Review ACL processing order, placement rules (standard near destination, extended near source), and inbound vs outbound direction. Study wildcard masks and implicit deny. Then practise related DEA-C01 ACL questions on filtering logic and placement.
Data Operations and Support — This question tests Data Operations and Support — Standard ACLs match source addresses..
What is the correct answer to this question?

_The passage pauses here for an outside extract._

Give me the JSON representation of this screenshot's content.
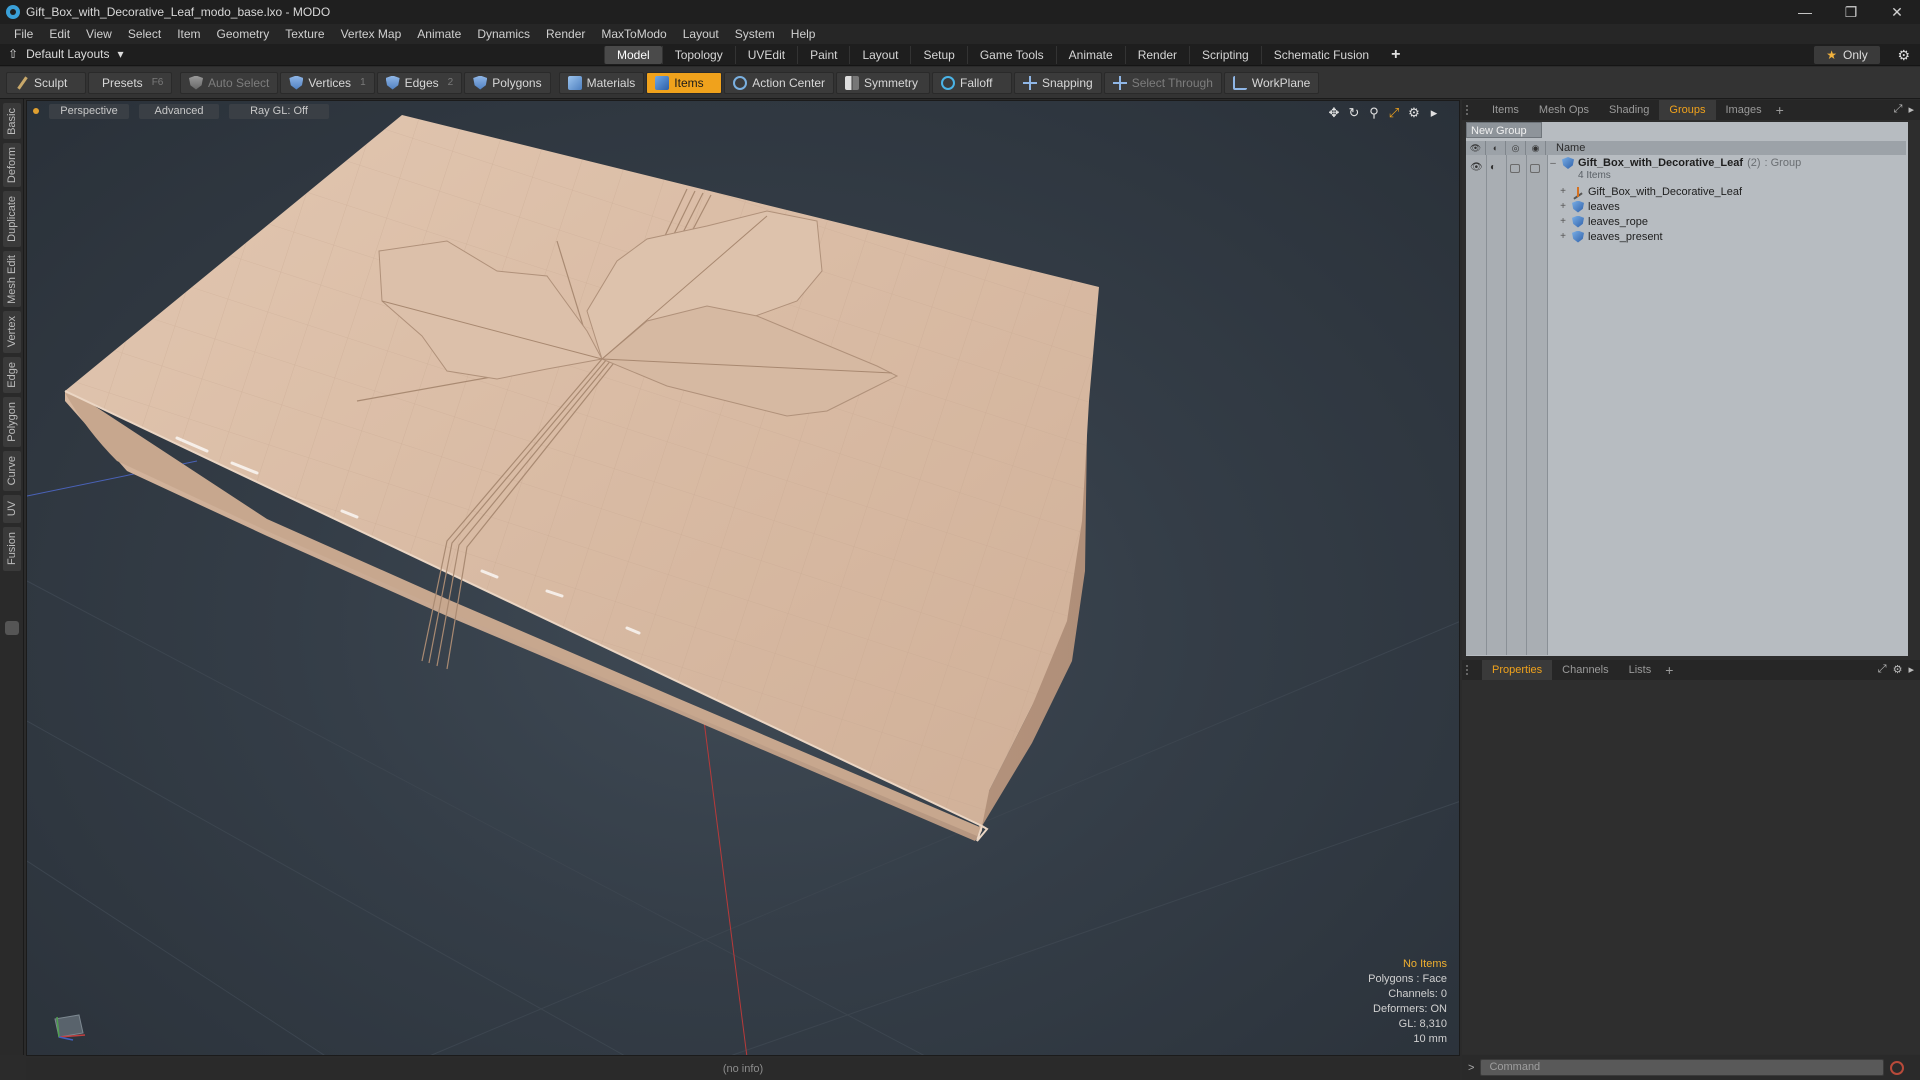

The correct answer is: The object being accessed does not have the tag 'classification=public'. — Option A is correct because the Deny statement blocks any request that does not come from account 123456789012. Even though the application is in that account, the Deny does not have a condition that allows the account; it uses StringNotEquals, so if the condition is not met, the Deny applies. In this case, the s3:ExistingObjectTag condition in the Allow statement is not part of the Deny condition, but the Deny statement applies to all s3 actions and resources. The key issue is that the Allow statement has a condition requiring the tag, but the Deny statement does not have a condition that excludes the account; it denies all actions unless the request comes from the account. However, the request does come from the account, so the Deny should not apply? Actually, StringNotEquals means if the source account is NOT 123456789012, then deny. Since it IS 123456789012, the condition is false, so the Deny does not apply. So the Allow should work if the tag condition is met. So what's wrong? The Allow condition requires the tag, but the Deny does not. If the object does not have the tag, the Allow does not apply, but there is no explicit deny for that case. However, the error might be due to the object not having the tag. Option A is plausible: the Deny is too broad, but it's not blocking the account. Option B: missing s3:ListBucket prevents listing but not direct GetObject if you know the key. Option C: the condition on Allow might not match; but the error is Access Denied, not that the object doesn't exist. Option D: if the object has the tag, the Allow applies, and Deny does not, so it should work. The most likely reason is that the object does not have the tag 'classification=public', so the Allow condition fails, and there is no other Allow for GetObject, resulting in implicit deny. So Option C is correct: the object's tag does not match the condition.
What should I do if I get this DEA-C01 question wrong?
Review ACL processing order, placement rules (standard near destination, extended near source), and inbound vs outbound direction. Study wildcard masks and implicit deny. Then practise related DEA-C01 ACL questions on filtering logic and placement.
Are there clue words in this question I should notice?
Yes — watch for: "most likely". Probability qualifier — the question wants the most probable cause or outcome, not a guaranteed one. Eliminate low-probability options.
What is the key concept behind this question?
Standard ACLs match source addresses.